Uydu Teknolojisinin gelişimi için Türksat 2A’nın inşasından itibaren mühendis göndererek katılmaya başlayan Türkiye Türksat 3A’da mühendis sayısını artırdı. Türksat 4A inşasında ise her aşamada mühendis gönderileceği öğrenildi. Edinilen bilgiye göre, bu fabrikanın en büyük projesi Türksat 5A Uydusu olacak.

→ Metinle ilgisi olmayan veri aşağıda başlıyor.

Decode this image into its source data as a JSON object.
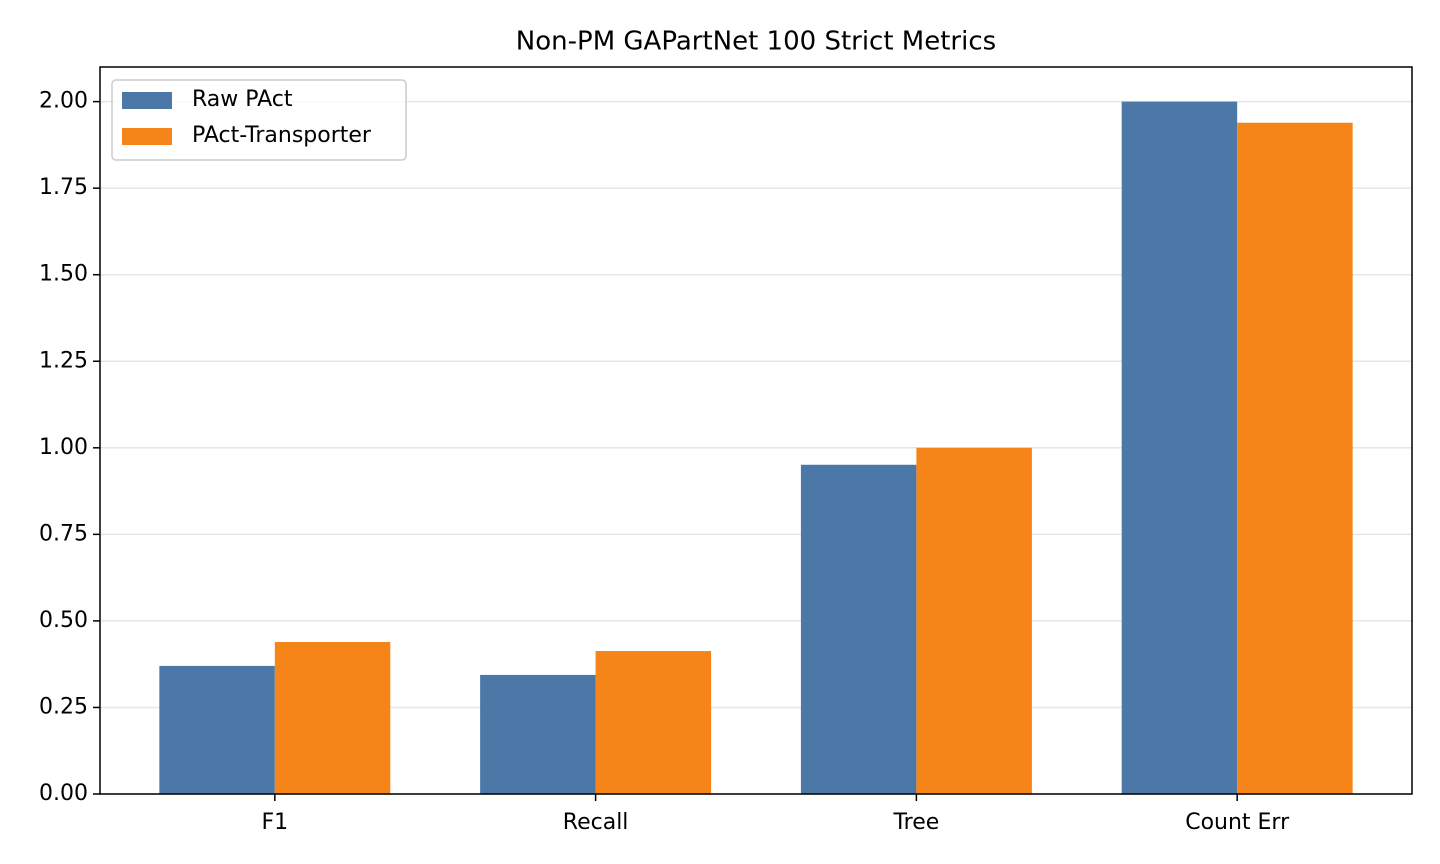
{
  "chart_data": {
    "type": "bar",
    "title": "Non-PM GAPartNet 100 Strict Metrics",
    "categories": [
      "F1",
      "Recall",
      "Tree",
      "Count Err"
    ],
    "series": [
      {
        "name": "Raw PAct",
        "color": "#4c78a8",
        "values": [
          0.37,
          0.344,
          0.951,
          2.0
        ]
      },
      {
        "name": "PAct-Transporter",
        "color": "#f58518",
        "values": [
          0.439,
          0.413,
          1.0,
          1.939
        ]
      }
    ],
    "ylim": [
      0,
      2.1
    ],
    "yticks": [
      {
        "value": 0,
        "label": "0.00"
      },
      {
        "value": 0.25,
        "label": "0.25"
      },
      {
        "value": 0.5,
        "label": "0.50"
      },
      {
        "value": 0.75,
        "label": "0.75"
      },
      {
        "value": 1.0,
        "label": "1.00"
      },
      {
        "value": 1.25,
        "label": "1.25"
      },
      {
        "value": 1.5,
        "label": "1.50"
      },
      {
        "value": 1.75,
        "label": "1.75"
      },
      {
        "value": 2.0,
        "label": "2.00"
      }
    ],
    "grid": true,
    "legend": "upper-left"
  }
}
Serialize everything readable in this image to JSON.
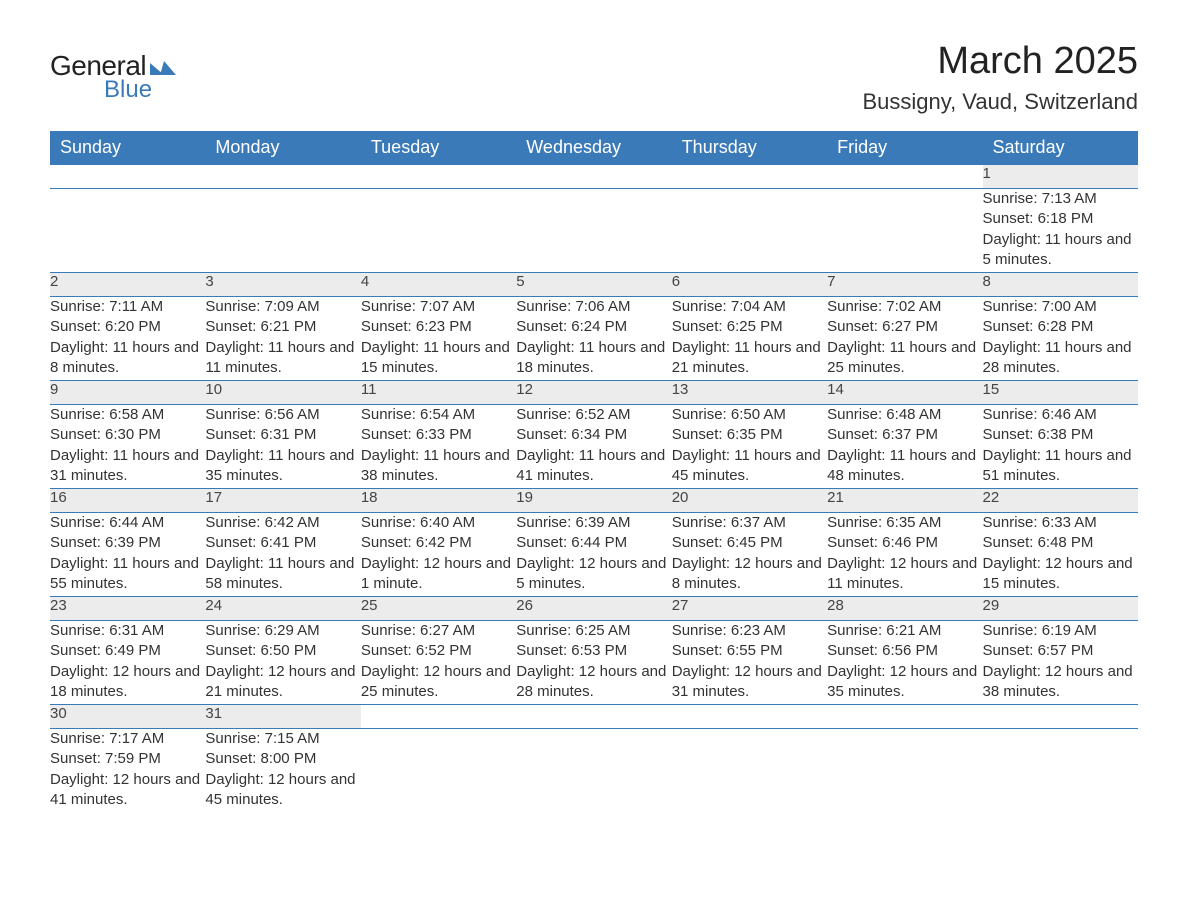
{
  "header": {
    "logo_general": "General",
    "logo_blue": "Blue",
    "month_title": "March 2025",
    "location": "Bussigny, Vaud, Switzerland"
  },
  "colors": {
    "header_bg": "#3b7ab8",
    "header_text": "#ffffff",
    "daynum_bg": "#ececec",
    "border": "#3b7ab8",
    "text": "#333333",
    "logo_blue": "#3b7ab8"
  },
  "typography": {
    "month_title_size": 38,
    "location_size": 22,
    "weekday_size": 18,
    "daynum_size": 18,
    "detail_size": 15
  },
  "weekdays": [
    "Sunday",
    "Monday",
    "Tuesday",
    "Wednesday",
    "Thursday",
    "Friday",
    "Saturday"
  ],
  "weeks": [
    [
      null,
      null,
      null,
      null,
      null,
      null,
      {
        "n": "1",
        "sunrise": "Sunrise: 7:13 AM",
        "sunset": "Sunset: 6:18 PM",
        "daylight": "Daylight: 11 hours and 5 minutes."
      }
    ],
    [
      {
        "n": "2",
        "sunrise": "Sunrise: 7:11 AM",
        "sunset": "Sunset: 6:20 PM",
        "daylight": "Daylight: 11 hours and 8 minutes."
      },
      {
        "n": "3",
        "sunrise": "Sunrise: 7:09 AM",
        "sunset": "Sunset: 6:21 PM",
        "daylight": "Daylight: 11 hours and 11 minutes."
      },
      {
        "n": "4",
        "sunrise": "Sunrise: 7:07 AM",
        "sunset": "Sunset: 6:23 PM",
        "daylight": "Daylight: 11 hours and 15 minutes."
      },
      {
        "n": "5",
        "sunrise": "Sunrise: 7:06 AM",
        "sunset": "Sunset: 6:24 PM",
        "daylight": "Daylight: 11 hours and 18 minutes."
      },
      {
        "n": "6",
        "sunrise": "Sunrise: 7:04 AM",
        "sunset": "Sunset: 6:25 PM",
        "daylight": "Daylight: 11 hours and 21 minutes."
      },
      {
        "n": "7",
        "sunrise": "Sunrise: 7:02 AM",
        "sunset": "Sunset: 6:27 PM",
        "daylight": "Daylight: 11 hours and 25 minutes."
      },
      {
        "n": "8",
        "sunrise": "Sunrise: 7:00 AM",
        "sunset": "Sunset: 6:28 PM",
        "daylight": "Daylight: 11 hours and 28 minutes."
      }
    ],
    [
      {
        "n": "9",
        "sunrise": "Sunrise: 6:58 AM",
        "sunset": "Sunset: 6:30 PM",
        "daylight": "Daylight: 11 hours and 31 minutes."
      },
      {
        "n": "10",
        "sunrise": "Sunrise: 6:56 AM",
        "sunset": "Sunset: 6:31 PM",
        "daylight": "Daylight: 11 hours and 35 minutes."
      },
      {
        "n": "11",
        "sunrise": "Sunrise: 6:54 AM",
        "sunset": "Sunset: 6:33 PM",
        "daylight": "Daylight: 11 hours and 38 minutes."
      },
      {
        "n": "12",
        "sunrise": "Sunrise: 6:52 AM",
        "sunset": "Sunset: 6:34 PM",
        "daylight": "Daylight: 11 hours and 41 minutes."
      },
      {
        "n": "13",
        "sunrise": "Sunrise: 6:50 AM",
        "sunset": "Sunset: 6:35 PM",
        "daylight": "Daylight: 11 hours and 45 minutes."
      },
      {
        "n": "14",
        "sunrise": "Sunrise: 6:48 AM",
        "sunset": "Sunset: 6:37 PM",
        "daylight": "Daylight: 11 hours and 48 minutes."
      },
      {
        "n": "15",
        "sunrise": "Sunrise: 6:46 AM",
        "sunset": "Sunset: 6:38 PM",
        "daylight": "Daylight: 11 hours and 51 minutes."
      }
    ],
    [
      {
        "n": "16",
        "sunrise": "Sunrise: 6:44 AM",
        "sunset": "Sunset: 6:39 PM",
        "daylight": "Daylight: 11 hours and 55 minutes."
      },
      {
        "n": "17",
        "sunrise": "Sunrise: 6:42 AM",
        "sunset": "Sunset: 6:41 PM",
        "daylight": "Daylight: 11 hours and 58 minutes."
      },
      {
        "n": "18",
        "sunrise": "Sunrise: 6:40 AM",
        "sunset": "Sunset: 6:42 PM",
        "daylight": "Daylight: 12 hours and 1 minute."
      },
      {
        "n": "19",
        "sunrise": "Sunrise: 6:39 AM",
        "sunset": "Sunset: 6:44 PM",
        "daylight": "Daylight: 12 hours and 5 minutes."
      },
      {
        "n": "20",
        "sunrise": "Sunrise: 6:37 AM",
        "sunset": "Sunset: 6:45 PM",
        "daylight": "Daylight: 12 hours and 8 minutes."
      },
      {
        "n": "21",
        "sunrise": "Sunrise: 6:35 AM",
        "sunset": "Sunset: 6:46 PM",
        "daylight": "Daylight: 12 hours and 11 minutes."
      },
      {
        "n": "22",
        "sunrise": "Sunrise: 6:33 AM",
        "sunset": "Sunset: 6:48 PM",
        "daylight": "Daylight: 12 hours and 15 minutes."
      }
    ],
    [
      {
        "n": "23",
        "sunrise": "Sunrise: 6:31 AM",
        "sunset": "Sunset: 6:49 PM",
        "daylight": "Daylight: 12 hours and 18 minutes."
      },
      {
        "n": "24",
        "sunrise": "Sunrise: 6:29 AM",
        "sunset": "Sunset: 6:50 PM",
        "daylight": "Daylight: 12 hours and 21 minutes."
      },
      {
        "n": "25",
        "sunrise": "Sunrise: 6:27 AM",
        "sunset": "Sunset: 6:52 PM",
        "daylight": "Daylight: 12 hours and 25 minutes."
      },
      {
        "n": "26",
        "sunrise": "Sunrise: 6:25 AM",
        "sunset": "Sunset: 6:53 PM",
        "daylight": "Daylight: 12 hours and 28 minutes."
      },
      {
        "n": "27",
        "sunrise": "Sunrise: 6:23 AM",
        "sunset": "Sunset: 6:55 PM",
        "daylight": "Daylight: 12 hours and 31 minutes."
      },
      {
        "n": "28",
        "sunrise": "Sunrise: 6:21 AM",
        "sunset": "Sunset: 6:56 PM",
        "daylight": "Daylight: 12 hours and 35 minutes."
      },
      {
        "n": "29",
        "sunrise": "Sunrise: 6:19 AM",
        "sunset": "Sunset: 6:57 PM",
        "daylight": "Daylight: 12 hours and 38 minutes."
      }
    ],
    [
      {
        "n": "30",
        "sunrise": "Sunrise: 7:17 AM",
        "sunset": "Sunset: 7:59 PM",
        "daylight": "Daylight: 12 hours and 41 minutes."
      },
      {
        "n": "31",
        "sunrise": "Sunrise: 7:15 AM",
        "sunset": "Sunset: 8:00 PM",
        "daylight": "Daylight: 12 hours and 45 minutes."
      },
      null,
      null,
      null,
      null,
      null
    ]
  ]
}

Yapımı başlama aşamasında olan ve 2010’da fırlatılması planlanan Türksat 4A’nın ise yeni projeye yetişmesinin zor olduğu kaydediliyor. Edinilen bilgiye göre, Türkiye’nin bu yıl içinde fırlatılan Türksat 3A ile birlikte 4 ticari iletişim uydusu bulunuyor. Ancak bunlar içindeki ilk ikisinin ekonomik ömrü tamamlanmak üzere olduğu bundan dolayı yeni uydu projeleri hazırlandığı, askeri uydulardan en öncelikli olanı ise Göktürk projesi adı verilen uydunun oluşturduğu öğrenildi. Göktürk projesinin bir kısmının yeni fabrikaya yetişebileceği öğrenildi. Türkiye’nin fırlattıktan sonra satın alarak kullandığı bir alçak yörünge askeri uydunun da sahip olduğu belirtiliyor.
Savunma Sanayi Müsteşarlığının uluslararası düzeyde ihaleye çıkardığı ve Göktürk adını verdiği keşif ve gözetleme uydusu ile yer sistemleri projesine ilişkin sözleşme 16 Temmuz 2009 tarihinde imzalanmış. Uydunun 2013 yılında yörüngeye yerleştirilmesi planlanmaktadır.
THK resmi web sitesinde anlatıldığına göre keşif gözetleme uydu sisteminin envantere girmesi ile birlikte “”keşif mimarisine önemli bir sistem yeteneği kazandırılmış olacak”” ve gelecekte, uydu görüntülerinin keşif uçakları ve İnsansız Hava Araçları ile birlikte kullanılması ile etkin bir görüntü istihbarat üretim yeteneğine kavuşulacaktır.